Willner's system takes pulses of light lasting 75 picoseconds and delays them so they arrive 46 picoseconds later than they would untreated (1 ps = 1 trillionth of a second. 1 ps : 1 sec :: 1 sec : 31.688 years).
The slowing was achieved by controlling a phenomenon described 80 years ago by the French physicist Leon Brillouin, who noted that acoustic vibrations in transparent materials change the frequency of a light wave traveling through it. And the speed of a light wave in a material can be dependent on its frequency.
The USC/Duke collaboration employs a technique that makes use of a basic wave phenomenon: when two waves (of water, for example) overlap, they will "add" where both waves are high and produce a high peak water pulse. The velocity of this specific "addition point" pulse will slow down if the speeds of the individual water waves are not the same.

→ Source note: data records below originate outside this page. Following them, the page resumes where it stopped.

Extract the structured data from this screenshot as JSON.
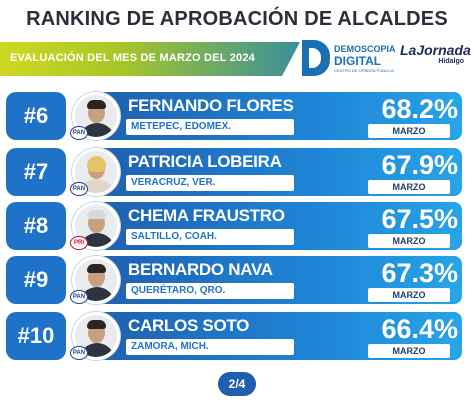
{
  "header": {
    "title": "RANKING DE APROBACIÓN DE ALCALDES",
    "subtitle": "EVALUACIÓN DEL MES DE MARZO DEL 2024"
  },
  "brands": {
    "demoscopia": {
      "line1": "DEMOSCOPIA",
      "line2": "DIGITAL",
      "tag": "CENTRO DE OPINIÓN PÚBLICA"
    },
    "lajornada": {
      "line1": "LaJornada",
      "line2": "Hidalgo"
    }
  },
  "rankings": [
    {
      "rank": "#6",
      "name": "FERNANDO FLORES",
      "place": "METEPEC, EDOMEX.",
      "pct": "68.2%",
      "month": "MARZO",
      "party": "PAN"
    },
    {
      "rank": "#7",
      "name": "PATRICIA LOBEIRA",
      "place": "VERACRUZ, VER.",
      "pct": "67.9%",
      "month": "MARZO",
      "party": "PAN"
    },
    {
      "rank": "#8",
      "name": "CHEMA FRAUSTRO",
      "place": "SALTILLO, COAH.",
      "pct": "67.5%",
      "month": "MARZO",
      "party": "PRI"
    },
    {
      "rank": "#9",
      "name": "BERNARDO NAVA",
      "place": "QUERÉTARO, QRO.",
      "pct": "67.3%",
      "month": "MARZO",
      "party": "PAN"
    },
    {
      "rank": "#10",
      "name": "CARLOS SOTO",
      "place": "ZAMORA, MICH.",
      "pct": "66.4%",
      "month": "MARZO",
      "party": "PAN"
    }
  ],
  "pager": {
    "label": "2/4"
  },
  "colors": {
    "accent": "#1e73c9",
    "green": "#a7c628"
  }
}
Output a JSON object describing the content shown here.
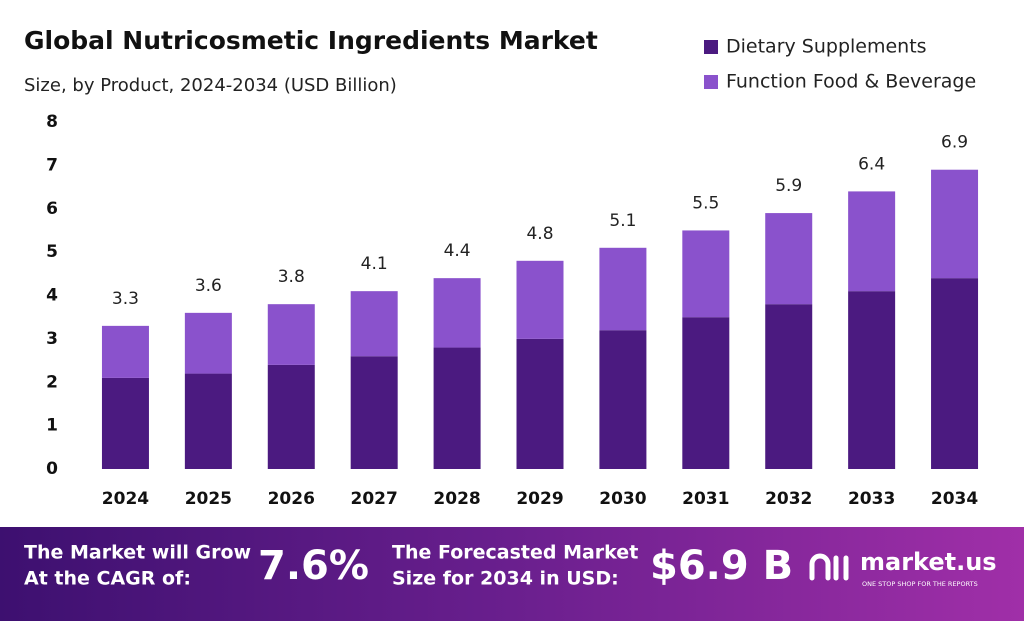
{
  "chart_data": {
    "type": "bar",
    "stacked": true,
    "title": "Global Nutricosmetic Ingredients Market",
    "subtitle": "Size, by Product, 2024-2034 (USD Billion)",
    "categories": [
      "2024",
      "2025",
      "2026",
      "2027",
      "2028",
      "2029",
      "2030",
      "2031",
      "2032",
      "2033",
      "2034"
    ],
    "series": [
      {
        "name": "Dietary Supplements",
        "color": "#4b1a80",
        "values": [
          2.1,
          2.2,
          2.4,
          2.6,
          2.8,
          3.0,
          3.2,
          3.5,
          3.8,
          4.1,
          4.4
        ]
      },
      {
        "name": "Function Food & Beverage",
        "color": "#8a52cc",
        "values": [
          1.2,
          1.4,
          1.4,
          1.5,
          1.6,
          1.8,
          1.9,
          2.0,
          2.1,
          2.3,
          2.5
        ]
      }
    ],
    "totals": [
      3.3,
      3.6,
      3.8,
      4.1,
      4.4,
      4.8,
      5.1,
      5.5,
      5.9,
      6.4,
      6.9
    ],
    "ylim": [
      0,
      8
    ],
    "yticks": [
      0,
      1,
      2,
      3,
      4,
      5,
      6,
      7,
      8
    ],
    "grid": false,
    "legend": "top-right"
  },
  "banner": {
    "cagr_label": [
      "The Market will Grow",
      "At the CAGR of:"
    ],
    "cagr_value": "7.6%",
    "forecast_label": [
      "The Forecasted Market",
      "Size for 2034 in USD:"
    ],
    "forecast_value": "$6.9 B",
    "brand": "market.us",
    "tagline": "ONE STOP SHOP FOR THE REPORTS"
  }
}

"In optical communications," explained Willner, "we can think of the data information as being represented by a series of light pulses. Each light pulse is really made up of many individual light waves, and the Brillouin effect ensures that each individual wave is traveling at a slightly different speed, thus making the specific 'addition point' data pulse slow down relative to the original waves."
The rate of optical data pulses in the Thévanez /Gonzalez-Herraez experiment was several hundred megabits per second. The USC/Duke result slowed the light for data rates of 14 gigabits per second, more than a 20-fold increase. They found that broadening the frequency bandwidth of the Brillouin-inducing beam could greatly increase the bandwidth of the slow-light process.
As noted, most previously published techniques for slowing light involved exotic and difficult conditions -- large chambers full of vapors of certain atoms, ultrachilled atoms of others, and exotic cryogenic crystal structures. Willner notes that while these remain interesting theoretically and can achieve dramatic slowing they are expensive, difficult to control and also unlikely to even potentially be part of useful real-world information systems.
By contrast new scattering method pursued by the USC/Duke team and others can take place in an enclosed module at room temperature.